Can I just take a moment to rant about how absolutely ridiculous it is to insist that this is my wedding...but that I'm going about it all wrong & ruining my family's lives in the process? I love my family, I do (we've been through this) but I am so sick of being made to feel guilty for everything. I have been relatively accommodating throughout this process- there have only been a few major factors that I would not budge on:- I wanted a great photographer and we were lucky enough to find them.
- I want a great DJ and we're working on that.
- I want an adult only reception because we can't possibly afford to feed everyone and their kids.
- I do not want anyone there that can not share our joy in our marriage including exes, back-stabbing friends and- if need be- family members.

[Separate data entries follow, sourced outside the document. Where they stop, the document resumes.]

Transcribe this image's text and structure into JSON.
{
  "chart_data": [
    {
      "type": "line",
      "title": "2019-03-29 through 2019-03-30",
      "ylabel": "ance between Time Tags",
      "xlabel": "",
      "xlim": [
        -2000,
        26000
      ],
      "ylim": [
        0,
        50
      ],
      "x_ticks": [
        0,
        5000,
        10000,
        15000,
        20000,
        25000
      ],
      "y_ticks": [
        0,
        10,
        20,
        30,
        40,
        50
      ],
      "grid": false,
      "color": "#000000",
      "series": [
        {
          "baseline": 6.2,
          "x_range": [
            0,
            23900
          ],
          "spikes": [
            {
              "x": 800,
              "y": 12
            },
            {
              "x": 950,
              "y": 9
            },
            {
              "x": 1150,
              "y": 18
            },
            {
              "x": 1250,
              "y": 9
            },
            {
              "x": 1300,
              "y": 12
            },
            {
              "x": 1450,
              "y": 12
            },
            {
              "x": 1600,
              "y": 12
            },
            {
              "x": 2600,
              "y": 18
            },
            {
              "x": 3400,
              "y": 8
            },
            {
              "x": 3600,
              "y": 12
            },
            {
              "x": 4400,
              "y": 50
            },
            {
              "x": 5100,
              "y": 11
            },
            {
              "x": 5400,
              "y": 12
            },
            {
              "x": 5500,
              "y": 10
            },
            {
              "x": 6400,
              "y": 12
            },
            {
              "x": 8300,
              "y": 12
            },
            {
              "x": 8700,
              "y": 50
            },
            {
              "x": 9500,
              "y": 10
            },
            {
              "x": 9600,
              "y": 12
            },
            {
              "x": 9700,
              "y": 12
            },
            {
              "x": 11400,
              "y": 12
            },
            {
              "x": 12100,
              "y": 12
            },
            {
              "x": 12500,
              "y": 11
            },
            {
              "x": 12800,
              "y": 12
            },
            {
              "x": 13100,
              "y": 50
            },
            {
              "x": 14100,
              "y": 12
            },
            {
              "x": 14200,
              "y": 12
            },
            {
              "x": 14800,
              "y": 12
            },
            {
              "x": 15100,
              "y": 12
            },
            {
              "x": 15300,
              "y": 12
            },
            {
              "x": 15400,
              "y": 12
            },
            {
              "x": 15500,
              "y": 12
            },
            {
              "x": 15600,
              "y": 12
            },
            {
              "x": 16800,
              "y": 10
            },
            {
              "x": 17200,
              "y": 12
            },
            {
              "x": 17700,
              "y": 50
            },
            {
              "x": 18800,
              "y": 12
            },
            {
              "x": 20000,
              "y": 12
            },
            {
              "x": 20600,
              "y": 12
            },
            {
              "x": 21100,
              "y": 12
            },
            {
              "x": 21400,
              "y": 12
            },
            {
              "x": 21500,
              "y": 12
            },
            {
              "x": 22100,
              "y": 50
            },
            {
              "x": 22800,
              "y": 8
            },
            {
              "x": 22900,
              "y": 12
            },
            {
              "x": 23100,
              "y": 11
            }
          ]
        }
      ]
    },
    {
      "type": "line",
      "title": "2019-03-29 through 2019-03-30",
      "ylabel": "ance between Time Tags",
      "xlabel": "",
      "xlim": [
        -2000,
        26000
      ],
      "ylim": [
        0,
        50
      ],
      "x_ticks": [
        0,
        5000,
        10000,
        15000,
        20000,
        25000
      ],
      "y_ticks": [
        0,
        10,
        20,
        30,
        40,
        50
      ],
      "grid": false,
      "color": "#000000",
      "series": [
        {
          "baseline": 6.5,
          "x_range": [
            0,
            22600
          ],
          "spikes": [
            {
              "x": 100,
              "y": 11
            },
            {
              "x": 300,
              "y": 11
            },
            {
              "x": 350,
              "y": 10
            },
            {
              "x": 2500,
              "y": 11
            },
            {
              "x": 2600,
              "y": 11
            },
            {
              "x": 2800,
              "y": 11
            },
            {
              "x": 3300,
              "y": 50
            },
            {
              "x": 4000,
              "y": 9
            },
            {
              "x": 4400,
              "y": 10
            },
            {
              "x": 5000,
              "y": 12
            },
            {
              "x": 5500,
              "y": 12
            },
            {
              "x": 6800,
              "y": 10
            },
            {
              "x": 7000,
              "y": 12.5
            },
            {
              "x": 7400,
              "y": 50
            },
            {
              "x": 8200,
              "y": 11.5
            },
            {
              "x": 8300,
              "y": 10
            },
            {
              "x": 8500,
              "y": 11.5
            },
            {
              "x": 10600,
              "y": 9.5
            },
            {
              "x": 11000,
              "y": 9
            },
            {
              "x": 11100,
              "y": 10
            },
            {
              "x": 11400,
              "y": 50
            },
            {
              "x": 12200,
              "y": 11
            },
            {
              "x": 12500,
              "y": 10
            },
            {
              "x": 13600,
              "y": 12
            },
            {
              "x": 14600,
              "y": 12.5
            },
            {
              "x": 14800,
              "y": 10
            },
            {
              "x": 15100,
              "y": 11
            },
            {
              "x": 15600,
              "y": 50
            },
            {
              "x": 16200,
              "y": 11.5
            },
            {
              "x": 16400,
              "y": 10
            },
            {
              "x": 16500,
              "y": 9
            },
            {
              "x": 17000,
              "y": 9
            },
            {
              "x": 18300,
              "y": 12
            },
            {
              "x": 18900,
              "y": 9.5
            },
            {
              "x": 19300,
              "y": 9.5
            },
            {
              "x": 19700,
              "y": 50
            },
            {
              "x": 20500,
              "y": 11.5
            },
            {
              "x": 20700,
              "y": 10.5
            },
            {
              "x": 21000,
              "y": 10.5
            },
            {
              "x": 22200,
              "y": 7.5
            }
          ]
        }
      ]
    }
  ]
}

I do not feel bound to invite anyone. We are scraping together a miracle to fund our dream wedding and I want the day to be every bit as wonderful as I imagine. I won't compromise my own happiness or sanity because someone who can't stand me should be invited. Going back to my two year old days, it's just not fair. I consider myself a pretty easy going person, I choose my battles, but I won't feel guilty for setting aside one day to indulge in my own happiness. I just want to have a great day. I don't want to stress that there's someone who can't even stand me floating amidst my reception. I don't' want to think that there's anyone in the room that doesn't fully support my union with my husband and yet, if I cave in to the pressure I'm feeling, that will be exactly the scenario. I hate to sound so forceful on the subject, and AJ has been such a good sport about listening to me rant & rave on this topic many times, but I have been engaged for 6 months. If anyone hasn't found it in their heart to talk to me about it by now (or talk to me at all for that matter), we probably don't need to celebrate my wedding together- family or not.